How to Develop a 1D Generative Adversarial Network From Scratch in Keras

Generative Adversarial Networks, or GANs for short, are a deep learning architecture for training powerful generator models. A generator model is capable of generating new artificial samples that plausibly could have come from an existing distribution of s

machinelearningmastery.com

모델은 무작위의 랜덤 값들을 생성해 내다가 점점 2차방정식에 부합하는 조합들만 생성하는 것이다. GAN의 원리는 아래의 포스팅을 참고한다. 즉 (x,x^2)에 해당하는 값들을 생성모델이 발생시킨다. (응? 그냥 곱해서 출력하면 된다고요?)

[영상인식] GAN과 AutoEncoder

GAN(Genrative Adverserial Network)과 AE(Auto Encoder) 둘다 Generative 계열의 모델이다. Generative(생성)하다는 말 그대로 임의로 학습한 결과값과 원본 데이터를 판별자(Discriminator)에 넣어 두 가지가 얼..

magoker.tistory.com

우선, 생성(generator) 모델과 분별(discriminator) 모델, 그리고 결합된 GAN모델을 구성한다. 분별자 모델은 실제 데이터와 가짜 데이터를 구별할 수 있도록 별도로 훈련시키고, GAN 모델에서는 생성하는 데이터가 분별자 모델을 통과했을 때 True에 가까워지도록 생성자 모델만 학습시킨다.

from numpy import zeros
from numpy import ones
from numpy import hstack
from numpy.random import rand
from numpy.random import randn
from keras.models import Sequential
from keras.layers import Dense
from matplotlib import pyplot

# 생성 모델은 Generator와 Discriminator가 결합된 GAN 모델 학습 시에 학습되고,
# 가짜 Data를 만드는 과정에서 사용된다.
def define_generator(latent_dim, n_outputs=2):
	model = Sequential()
	model.add(Dense(15, activation='relu', kernel_initializer='he_uniform', input_dim=latent_dim))
	model.add(Dense(n_outputs, activation='linear'))
	return model

# 분별 모델은 진짜 데이터의 Target값을 1로, 가짜 데이터의 Target값을 0으로 하여 학습 시킨다
# 학습된 모델은 GAN모델에서 생성자와 결합된다.
def define_discriminator(n_inputs=2):
	model = Sequential()
	model.add(Dense(25, activation='relu', kernel_initializer='he_uniform', input_dim=n_inputs))
	model.add(Dense(1, activation='sigmoid'))
	# compile model
	model.compile(loss='binary_crossentropy', optimizer='adam', metrics=['accuracy'])
	return model

# 분별자는 따로 학습되고 있어 가중치를 업데이트 하지 않는다 (판별용으로만 사용)
# GAN 모델에서는 생성자의 가중치만 업데이트 한다.
def define_gan(generator, discriminator):
	# make weights in the discriminator not trainable
	discriminator.trainable = False
	# connect them
	model = Sequential()
	# add generator
	model.add(generator)
	# add the discriminator
	model.add(discriminator)
	# compile model
	model.compile(loss='binary_crossentropy', optimizer='adam')
	return model

GAN 모델의 Summary는 아래와 같다. 임의로 숫자를 발생시켜 2차원의 데이터를 만들고, 생성된 2차원의 데이터가 실제 데이터에 가까운지 판별하게 된다.

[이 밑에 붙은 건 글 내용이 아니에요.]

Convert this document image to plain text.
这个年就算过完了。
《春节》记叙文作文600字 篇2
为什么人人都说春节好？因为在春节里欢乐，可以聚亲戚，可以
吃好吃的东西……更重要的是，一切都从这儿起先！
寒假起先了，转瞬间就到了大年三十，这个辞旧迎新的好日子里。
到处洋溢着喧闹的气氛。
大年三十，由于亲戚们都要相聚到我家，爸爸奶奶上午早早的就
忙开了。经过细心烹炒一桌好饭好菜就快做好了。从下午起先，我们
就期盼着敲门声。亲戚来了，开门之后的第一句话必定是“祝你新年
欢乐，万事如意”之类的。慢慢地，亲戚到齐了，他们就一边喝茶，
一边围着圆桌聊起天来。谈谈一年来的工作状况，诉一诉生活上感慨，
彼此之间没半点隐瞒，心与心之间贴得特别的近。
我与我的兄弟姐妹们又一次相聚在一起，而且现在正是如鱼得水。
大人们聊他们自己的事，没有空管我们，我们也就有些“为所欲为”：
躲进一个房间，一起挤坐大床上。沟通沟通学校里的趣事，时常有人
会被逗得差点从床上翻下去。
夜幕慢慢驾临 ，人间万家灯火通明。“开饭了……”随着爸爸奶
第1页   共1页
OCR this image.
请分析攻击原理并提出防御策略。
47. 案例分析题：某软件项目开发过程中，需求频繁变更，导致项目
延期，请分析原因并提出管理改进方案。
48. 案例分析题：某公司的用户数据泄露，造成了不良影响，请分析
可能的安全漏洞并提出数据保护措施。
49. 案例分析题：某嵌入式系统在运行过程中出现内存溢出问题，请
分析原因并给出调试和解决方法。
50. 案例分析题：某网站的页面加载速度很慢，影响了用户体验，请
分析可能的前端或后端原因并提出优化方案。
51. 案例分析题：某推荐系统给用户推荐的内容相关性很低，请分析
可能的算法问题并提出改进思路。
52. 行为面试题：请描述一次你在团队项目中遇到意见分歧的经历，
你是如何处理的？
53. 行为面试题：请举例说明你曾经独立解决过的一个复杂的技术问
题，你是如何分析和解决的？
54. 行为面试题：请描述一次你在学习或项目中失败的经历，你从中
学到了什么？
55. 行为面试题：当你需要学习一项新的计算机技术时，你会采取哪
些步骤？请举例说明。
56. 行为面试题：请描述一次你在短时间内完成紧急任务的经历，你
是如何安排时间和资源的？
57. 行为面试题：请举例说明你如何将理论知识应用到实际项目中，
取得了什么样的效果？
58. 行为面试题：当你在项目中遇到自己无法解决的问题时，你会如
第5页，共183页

다음은 실제 데이터와 가짜 데이터를 생성하는 부분이다. 생성된 데이터들로 GAN모델을 학습시키기만 하면 된다.

# 실제 데이터를 생성해 내는 부분 (X, X^2)의 값을 만들고 실제 데이터이므로 Target 값은 True로 둔다
def generate_real_samples(n):
	# generate inputs in [-0.5, 0.5]
	X1 = rand(n) - 0.5
	# generate outputs X^2
	X2 = X1 * X1
	# stack arrays
	X1 = X1.reshape(n, 1)
	X2 = X2.reshape(n, 1)
	X = hstack((X1, X2))
	# generate class labels
	y = ones((n, 1))
	return X, y
    
def generate_latent_points(latent_dim, n):
	# generate points in the latent space
	x_input = randn(latent_dim * n)
	# reshape into a batch of inputs for the network
	x_input = x_input.reshape(n, latent_dim)
	return x_input
 
# 가짜 데이터를 만드는 부분. GAN에서 학습되는 Generator로 가공의 값을 만들고
# Target은 가짜이므로 False로 둔다
def generate_fake_samples(generator, latent_dim, n):
	# generate points in latent space
	x_input = generate_latent_points(latent_dim, n)
	# predict outputs
	X = generator.predict(x_input)
	y = zeros((n, 1))
	return X,y

필요한 데이터는 모두 준비되었으므로, 분별자를 따로 학습 시키고, 학습된 분별자를 이용해 생성자의 가중치를 업데이트 하면 된다. 학습 시 fit() 함수가 아닌 train_on_batch()가 사용되었는데, 기능상의 차이는 없고 배치별로 학습할 때 사용한다고 보면 된다.

# 분별자 학습
def train_discriminator(model, n_epochs=1000, n_batch=128):
	half_batch = int(n_batch / 2)
	# run epochs manually
	for i in range(n_epochs):
		# generate real examples
		X_real, y_real = generate_real_samples(half_batch)
		# update model
		model.train_on_batch(X_real, y_real)
		# generate fake examples
		X_fake, y_fake = generate_fake_samples(half_batch)
		# update model
		model.train_on_batch(X_fake, y_fake)
		# evaluate the model
		_, acc_real = model.evaluate(X_real, y_real, verbose=0)
		_, acc_fake = model.evaluate(X_fake, y_fake, verbose=0)
		print(i, acc_real, acc_fake)
        
# GAN 모델 학습
def train_gan(gan_model, latent_dim, n_epochs=10000, n_batch=128):
	# manually enumerate epochs
	for i in range(n_epochs):
		# prepare points in latent space as input for the generator
		x_gan = generate_latent_points(latent_dim, n_batch)
		# create inverted labels for the fake samples
		y_gan = ones((n_batch, 1))
		# update the generator via the discriminator's error
		gan_model.train_on_batch(x_gan, y_gan)

모든 함수 구성이 완료되었으므로 train을 시작하는 모듈과 중간 결과를 차트로 보여줄 수 있는 함수를 만들어 테스트 해 본다.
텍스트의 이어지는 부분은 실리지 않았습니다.